Esai itu menjadi pilihan kelompok, karena secara praktis sudah pernah dikerjakan sehingga menjelaskannya pun menjadi lebih mudah. Berikutnya, tinggal dibuat penambahan atau pengurangan. Sedangkan esai lainnya, dinilai belum terlalu mudah untuk diselesaikan.
Esai kelompok itulah yang akan dipresentasikan pada forum di Istanbul yang dilaksanakan pada 06-09 Februari 2023.
Selamat dari Gempa
Masri ada di kota itu ketika gempa yang menciptakan keretakan panjang lebih dari 100 km antara lempeng Anatolia dan Arab itu sedang terjadi.
Namun beruntung, dirinya dijauhkan dari malapetaka itu, sebab ketika tiba di Istanbul, tempat penginapannya terletak di Turki sisi Eropa. Sedangkan, gempa terjadi di wilayah Turki sisi Asia, berbatasan langsung dengan Suriah.
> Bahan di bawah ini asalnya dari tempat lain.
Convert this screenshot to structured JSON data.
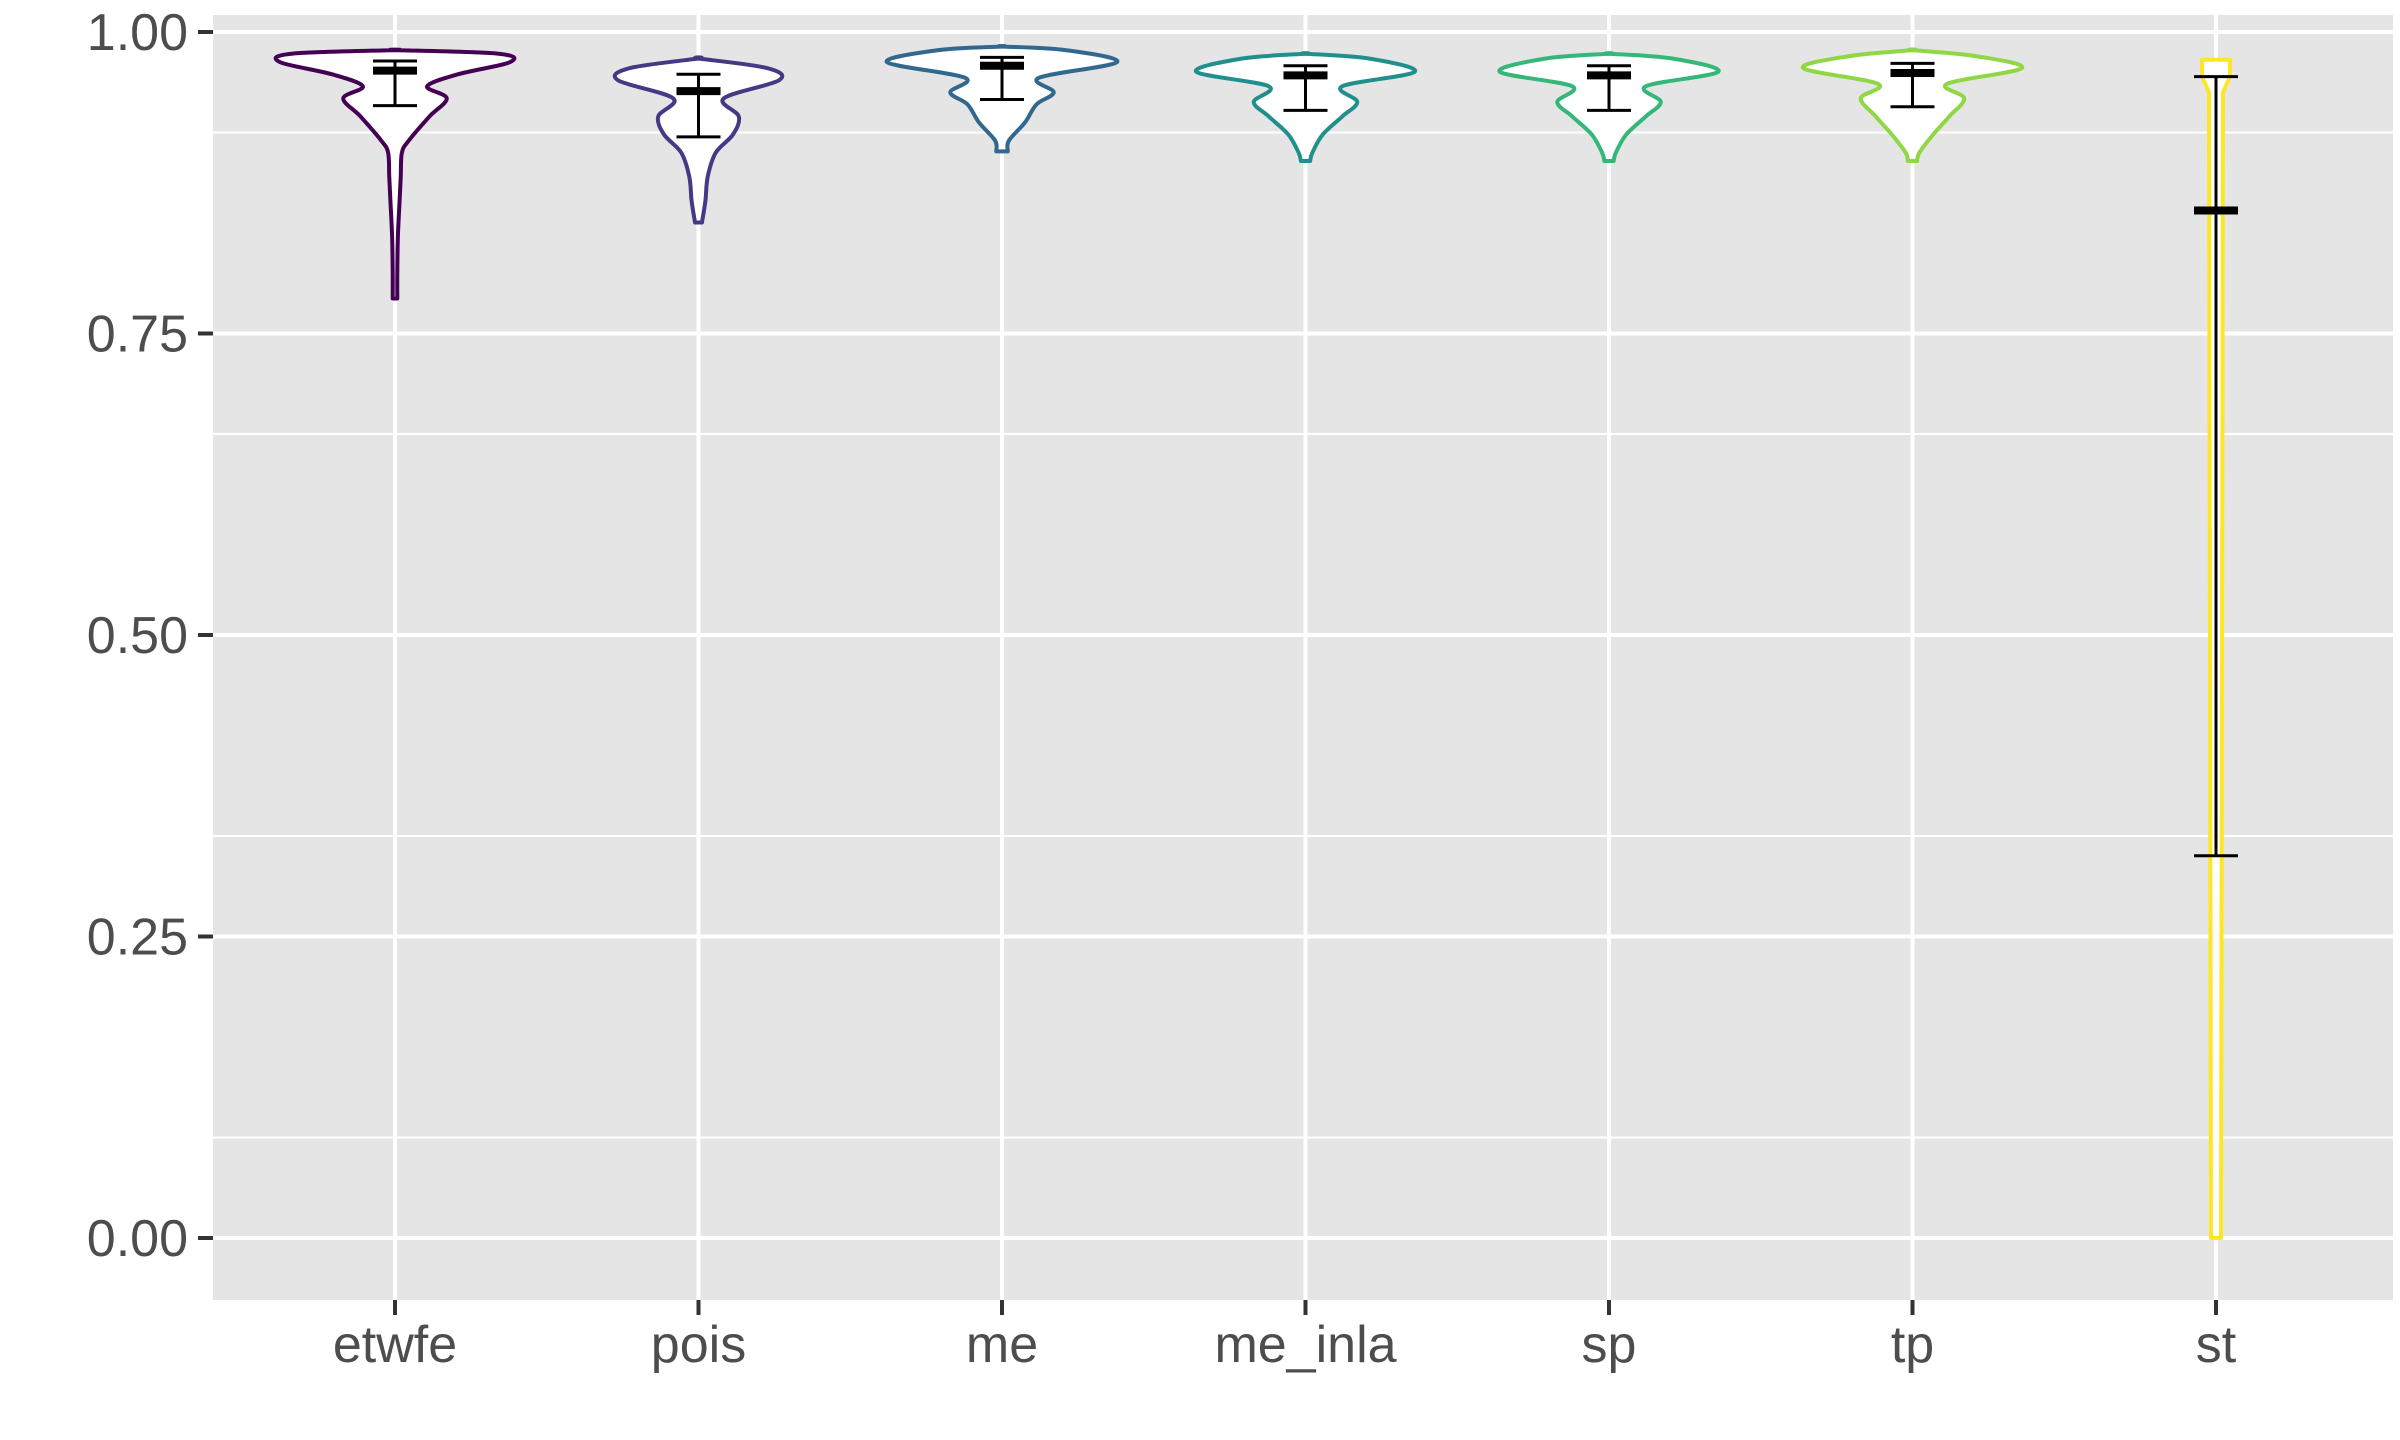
{
  "chart_data": {
    "type": "violin",
    "title": "",
    "xlabel": "",
    "ylabel": "",
    "ylim": [
      0,
      1
    ],
    "y_ticks": [
      "0.00",
      "0.25",
      "0.50",
      "0.75",
      "1.00"
    ],
    "y_tick_values": [
      0,
      0.25,
      0.5,
      0.75,
      1.0
    ],
    "y_minor_gridlines": [
      0.0833,
      0.3333,
      0.6667,
      0.9167
    ],
    "grid": true,
    "legend": "none",
    "panel_background": "#e5e5e5",
    "gridline_color": "#ffffff",
    "categories": [
      "etwfe",
      "pois",
      "me",
      "me_inla",
      "sp",
      "tp",
      "st"
    ],
    "series": [
      {
        "category": "etwfe",
        "color": "#440154",
        "min": 0.779,
        "max": 0.985,
        "median": 0.968,
        "ci_low": 0.939,
        "ci_high": 0.976,
        "density": [
          [
            0.779,
            0.02
          ],
          [
            0.8,
            0.02
          ],
          [
            0.83,
            0.025
          ],
          [
            0.86,
            0.04
          ],
          [
            0.88,
            0.05
          ],
          [
            0.9,
            0.06
          ],
          [
            0.91,
            0.12
          ],
          [
            0.93,
            0.3
          ],
          [
            0.945,
            0.45
          ],
          [
            0.955,
            0.28
          ],
          [
            0.965,
            0.55
          ],
          [
            0.975,
            1.0
          ],
          [
            0.982,
            0.9
          ],
          [
            0.985,
            0.0
          ]
        ]
      },
      {
        "category": "pois",
        "color": "#443a83",
        "min": 0.842,
        "max": 0.978,
        "median": 0.951,
        "ci_low": 0.913,
        "ci_high": 0.965,
        "density": [
          [
            0.842,
            0.03
          ],
          [
            0.86,
            0.06
          ],
          [
            0.88,
            0.08
          ],
          [
            0.9,
            0.15
          ],
          [
            0.915,
            0.3
          ],
          [
            0.93,
            0.35
          ],
          [
            0.945,
            0.22
          ],
          [
            0.96,
            0.7
          ],
          [
            0.97,
            0.6
          ],
          [
            0.978,
            0.0
          ]
        ]
      },
      {
        "category": "me",
        "color": "#31688e",
        "min": 0.901,
        "max": 0.988,
        "median": 0.972,
        "ci_low": 0.944,
        "ci_high": 0.979,
        "density": [
          [
            0.901,
            0.05
          ],
          [
            0.91,
            0.06
          ],
          [
            0.925,
            0.2
          ],
          [
            0.94,
            0.3
          ],
          [
            0.95,
            0.45
          ],
          [
            0.962,
            0.32
          ],
          [
            0.975,
            1.0
          ],
          [
            0.985,
            0.55
          ],
          [
            0.988,
            0.0
          ]
        ]
      },
      {
        "category": "me_inla",
        "color": "#21908d",
        "min": 0.893,
        "max": 0.982,
        "median": 0.964,
        "ci_low": 0.935,
        "ci_high": 0.972,
        "density": [
          [
            0.893,
            0.04
          ],
          [
            0.9,
            0.06
          ],
          [
            0.915,
            0.15
          ],
          [
            0.93,
            0.32
          ],
          [
            0.942,
            0.45
          ],
          [
            0.955,
            0.32
          ],
          [
            0.967,
            0.95
          ],
          [
            0.978,
            0.55
          ],
          [
            0.982,
            0.0
          ]
        ]
      },
      {
        "category": "sp",
        "color": "#35b779",
        "min": 0.893,
        "max": 0.982,
        "median": 0.964,
        "ci_low": 0.935,
        "ci_high": 0.972,
        "density": [
          [
            0.893,
            0.04
          ],
          [
            0.9,
            0.06
          ],
          [
            0.915,
            0.15
          ],
          [
            0.93,
            0.32
          ],
          [
            0.942,
            0.45
          ],
          [
            0.955,
            0.32
          ],
          [
            0.967,
            0.95
          ],
          [
            0.978,
            0.55
          ],
          [
            0.982,
            0.0
          ]
        ]
      },
      {
        "category": "tp",
        "color": "#8fd744",
        "min": 0.893,
        "max": 0.985,
        "median": 0.966,
        "ci_low": 0.938,
        "ci_high": 0.974,
        "density": [
          [
            0.893,
            0.04
          ],
          [
            0.9,
            0.06
          ],
          [
            0.915,
            0.18
          ],
          [
            0.93,
            0.32
          ],
          [
            0.945,
            0.45
          ],
          [
            0.957,
            0.3
          ],
          [
            0.97,
            0.95
          ],
          [
            0.98,
            0.55
          ],
          [
            0.985,
            0.0
          ]
        ]
      },
      {
        "category": "st",
        "color": "#fde725",
        "min": 0.0,
        "max": 0.977,
        "median": 0.852,
        "ci_low": 0.317,
        "ci_high": 0.963,
        "density": [
          [
            0.0,
            0.03
          ],
          [
            0.03,
            0.05
          ],
          [
            0.25,
            0.05
          ],
          [
            0.5,
            0.05
          ],
          [
            0.75,
            0.05
          ],
          [
            0.85,
            0.05
          ],
          [
            0.95,
            0.06
          ],
          [
            0.962,
            0.12
          ],
          [
            0.977,
            0.12
          ]
        ]
      }
    ]
  }
}
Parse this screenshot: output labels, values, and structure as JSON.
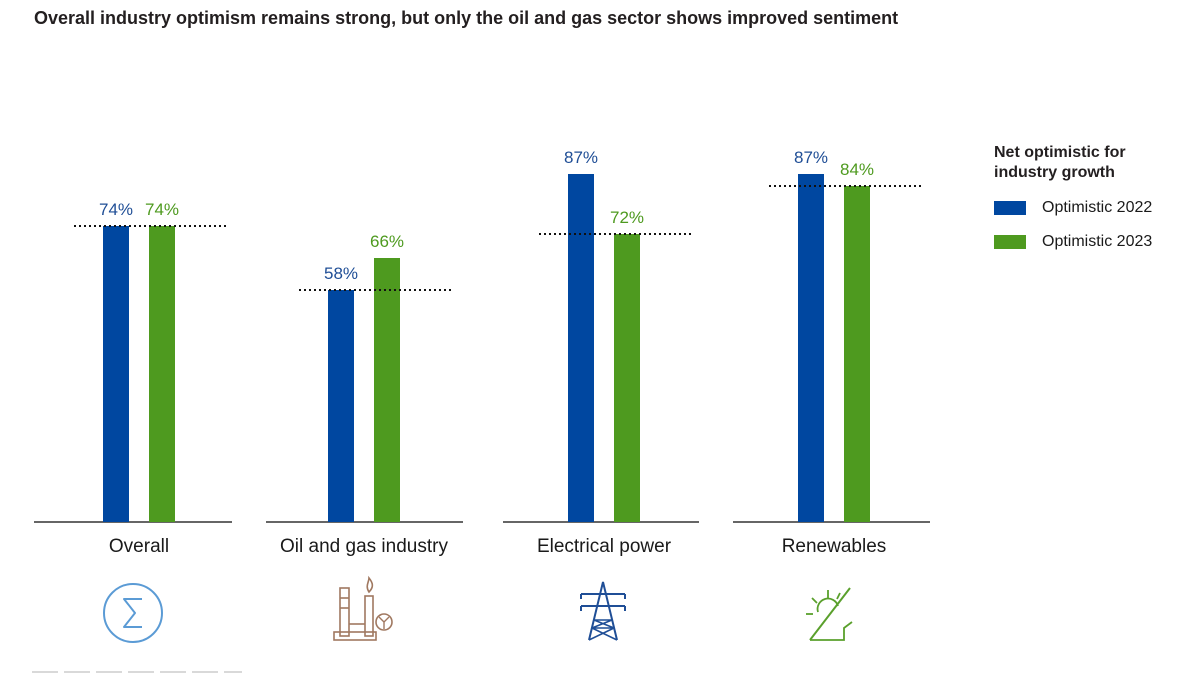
{
  "title": "Overall industry optimism remains strong, but only the oil and gas sector shows improved sentiment",
  "legend": {
    "title": "Net optimistic for industry growth",
    "items": [
      {
        "label": "Optimistic 2022",
        "color": "#0047a0"
      },
      {
        "label": "Optimistic 2023",
        "color": "#4e9a1f"
      }
    ]
  },
  "colors": {
    "series_2022": "#0047a0",
    "series_2023": "#4e9a1f",
    "label_2022": "#1f4e96",
    "label_2023": "#4e9a1f",
    "icon_overall": "#5b9bd5",
    "icon_oil_gas": "#a07860",
    "icon_electrical": "#1f4e96",
    "icon_renewables": "#5aa02c"
  },
  "chart_data": {
    "type": "bar",
    "categories": [
      "Overall",
      "Oil and gas industry",
      "Electrical power",
      "Renewables"
    ],
    "series": [
      {
        "name": "Optimistic 2022",
        "values": [
          74,
          58,
          87,
          87
        ],
        "labels": [
          "74%",
          "58%",
          "87%",
          "87%"
        ]
      },
      {
        "name": "Optimistic 2023",
        "values": [
          74,
          66,
          72,
          84
        ],
        "labels": [
          "74%",
          "66%",
          "72%",
          "84%"
        ]
      }
    ],
    "reference_lines": [
      74,
      58,
      72,
      84
    ],
    "category_icons": [
      "sigma-icon",
      "oil-refinery-icon",
      "power-pylon-icon",
      "solar-sun-icon"
    ],
    "ylim": [
      0,
      100
    ],
    "grid": false,
    "legend_position": "right",
    "xlabel": "",
    "ylabel": ""
  }
}
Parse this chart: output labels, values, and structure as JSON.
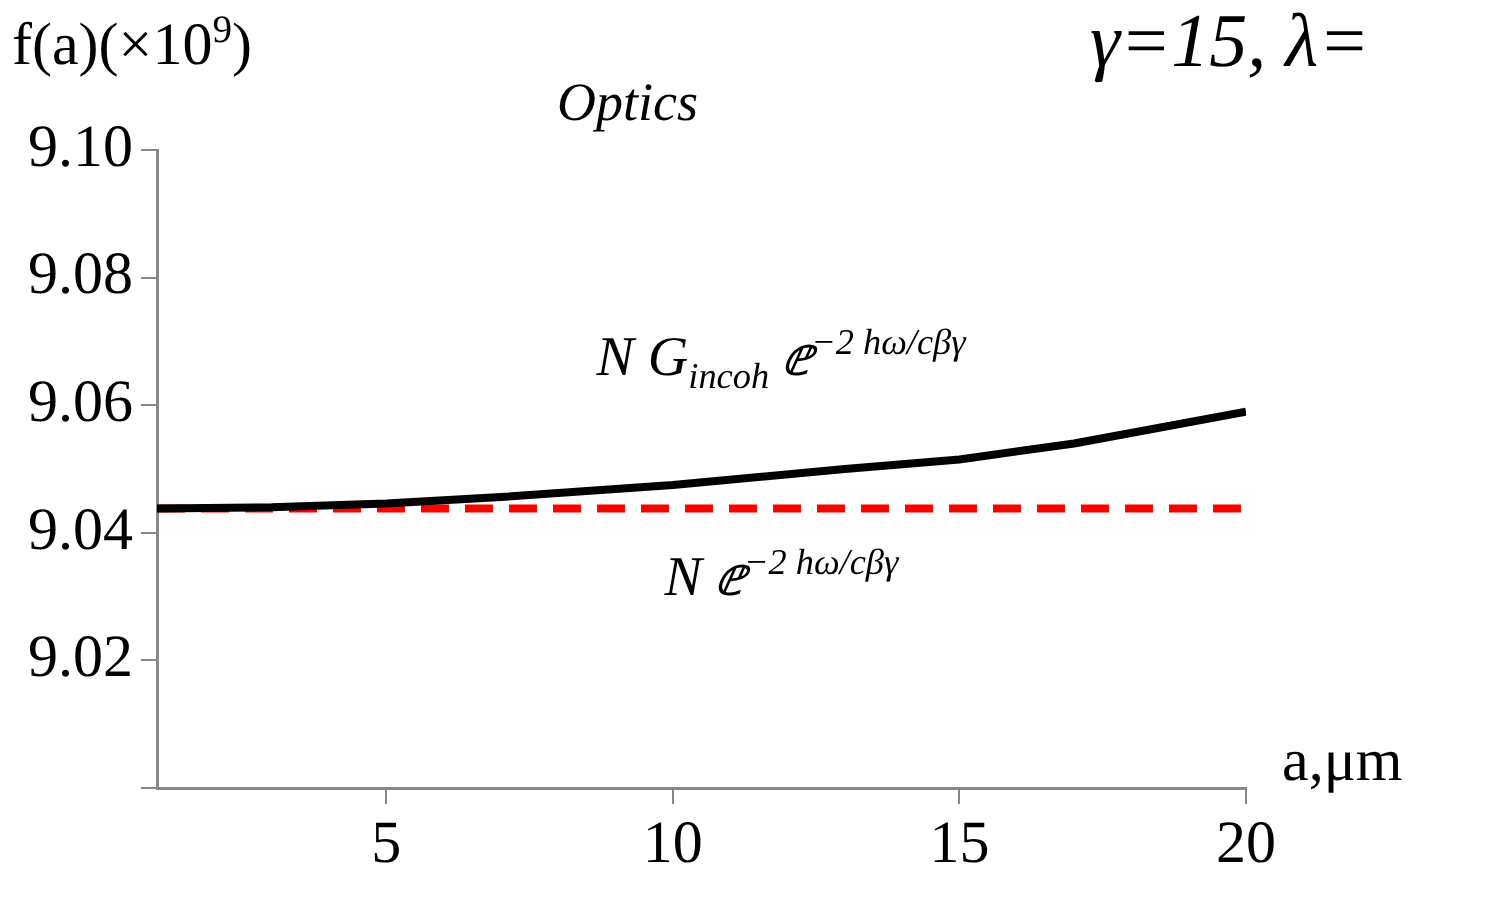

Terlepas dari situasi yang mendebarkan jantung itu, Masri menegaskan bahwa Turki merupakan salah satu kota bersejarah yang mesti dikunjunginya sebelum dia mati.
Di kota itu, terdapat salah satu peninggalan terakbar kota itu yakni Masjid Hagiah Sophia. Pada zaman Bizantium, Hagia Sophia menjadi gereja terbesar (Magna Ecclesia) dan menjadi pusat gereja Kekaisaran Romawi Timur.
“Masuk ke tempat itu antrean sangat panjang. Di dalamnya ada poster Bunda Maria. Waktu al-Fatih poster itu sempat ditutup. Lalu ketika menjadi museum poster itu dibuka. Dalam masjid saat ini, poster ini masih terbuka. Tidak masalah ada poster itu, karena dalam Islam, Bunda Maria menjadi salah satu tokoh yang penting,” ungkap pemuda berusia 25 tahun itu.
Setelah mengambil jeda untuk mengunjungi tempat bersejarah itu, tibalah waktunya, 08 Februari, giliran Masri dan temannya-temannya untuk memaparkan materinya.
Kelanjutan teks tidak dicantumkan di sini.